Elle reprit son souffle. Elle avait presque fini.
— Une existence ne vous suffisait pas. Vous avez peut-être senti, à ce moment-là, que ce corps ne durerait pas très longtemps, avec tous les virus qui traînaient. Alors vous avez colonisé votre adjoint. Quant aux Mystifs, ils ont fait ce que vous leur demandiez parce qu’ils nous sont tellement étrangers qu’ils ne pouvaient même pas comprendre le concept de meurtre. Mais c’est bien ça, hein ?
— Non…
— Fermez-la. C’est pour ça que Sajaki ne voulait pas que vous guérissiez : parce qu’il était vous, et qu’il n’avait pas besoin de guérir. Et c’est pour ça que Sajaki a réussi à dénaturer mon remède contre la peste. Parce qu’il savait tout ce que vous saviez. Je devrais vous laisser crever, pour ça, svinoï ! Sauf que vous êtes déjà crevé, figurez-vous, parce que, à l’heure qu’il est, ce qui reste de Sajaki redécore l’hôpital de bord.
— Sajaki… mort ? demanda-t-il, alors qu’il semblait n’avoir même pas entendu que les autres étaient morts.
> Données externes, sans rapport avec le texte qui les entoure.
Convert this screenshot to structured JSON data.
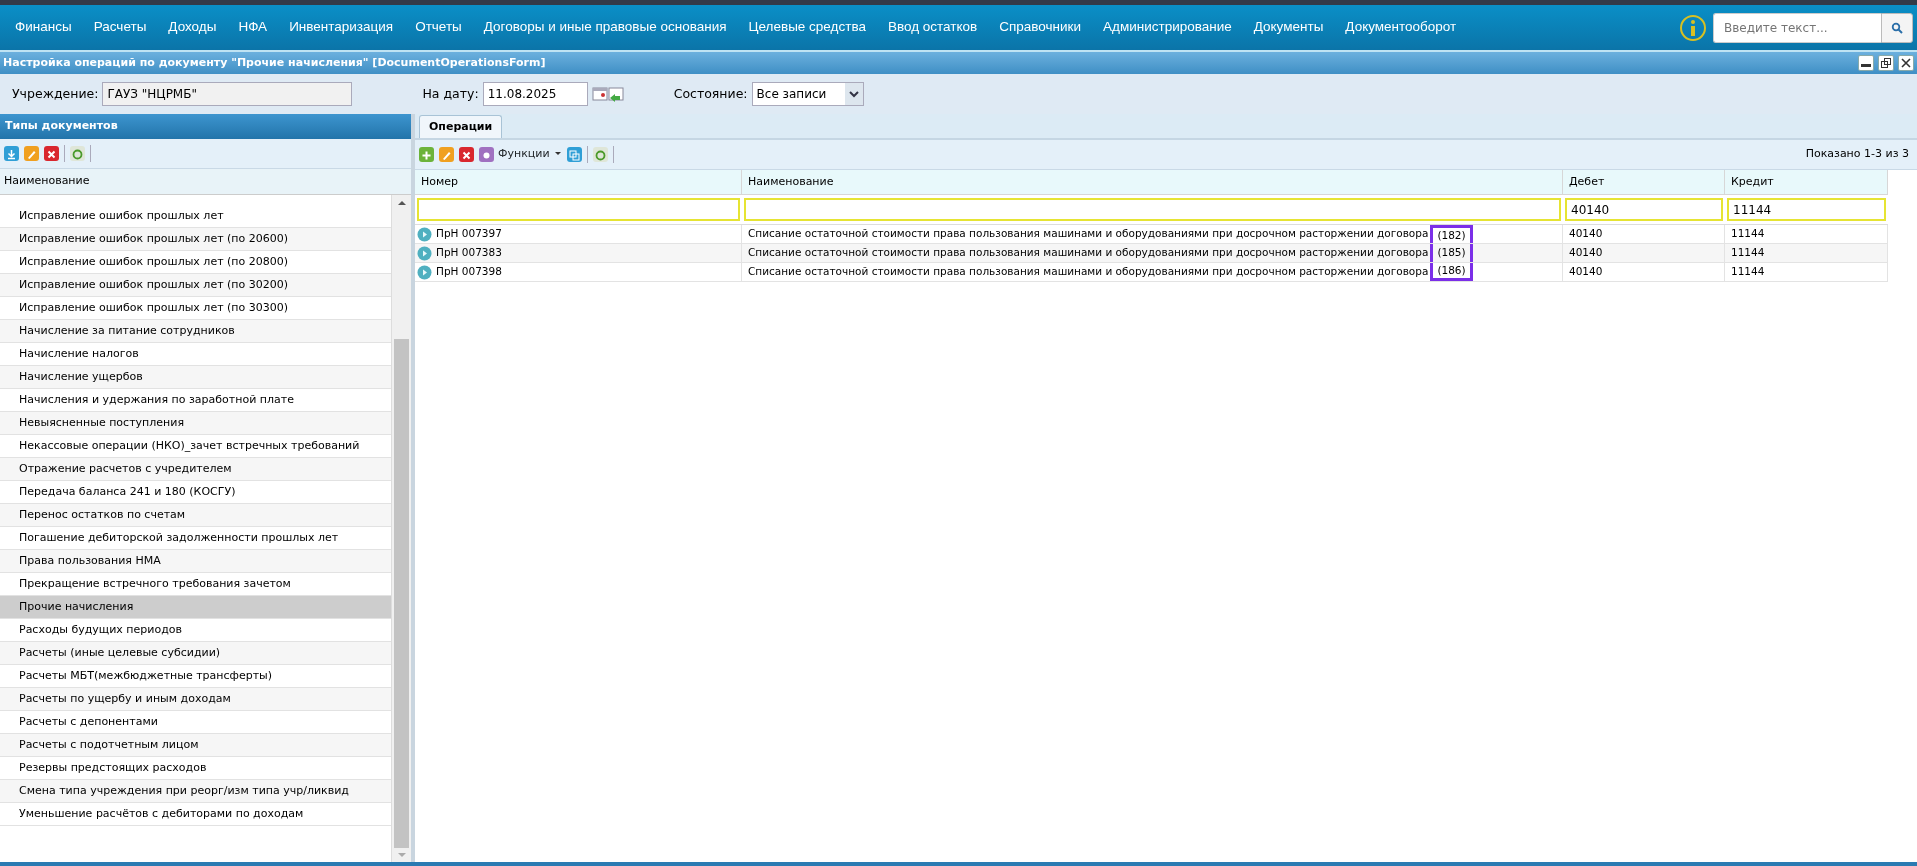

— C’est ça, votre idée de la justice ? Vous êtes tout seul, maintenant ; rigoureusement seul. Alors la seule chose que vous pouvez faire est de protéger votre propre existence contre le Voleur de Soleil en croissant, en vous laissant dévorer par la peste.
— Non, je vous en prie !
— Vous avez tué Sajaki, capitaine ?
— C’était… il y a si longtemps…
Mais quelque chose dans sa voix était presque un aveu. Volyova vida le chargeur du lance-aiguilles dans le sarcophage. Regarda clignoter puis s’éteindre les rares voyants encore fonctionnels et sentit remonter la température, seconde après seconde. Le givre qui gainait le sarcophage commença presque aussitôt à fondre, devint transparent.
— Je vais m’en aller, maintenant, dit-elle. Je voulais juste connaître la vérité. Je vous souhaite bonne chance, capitaine. Vous en aurez besoin.
Puis elle s’enfuit en courant, terrifiée à l’idée de ce qui pouvait se passer derrière elle.
Le scaphandre de Sajaki dérivait devant Sylveste comme un fruit tentant alors qu’ils amorçaient la descente dans l’entonnoir de la tête de pont. Le cône inversé, à moitié enfoui, semblait tout petit, quelques minutes auparavant, mais Sylveste ne voyait plus que lui, à présent. Ses parois grises, abruptes, obstruaient l’horizon dans toutes les directions. La tête de pont était parfois animée d’un frémissement. Sylveste se rappelait alors qu’elle menait un combat acharné contre les armes défensives de la croûte, et qu’il ne devait pas compter aveuglément sur sa protection. Si elle cédait, il serait broyé en quelques heures. La blessure de la croûte se refermerait, et avec elle sa seule issue.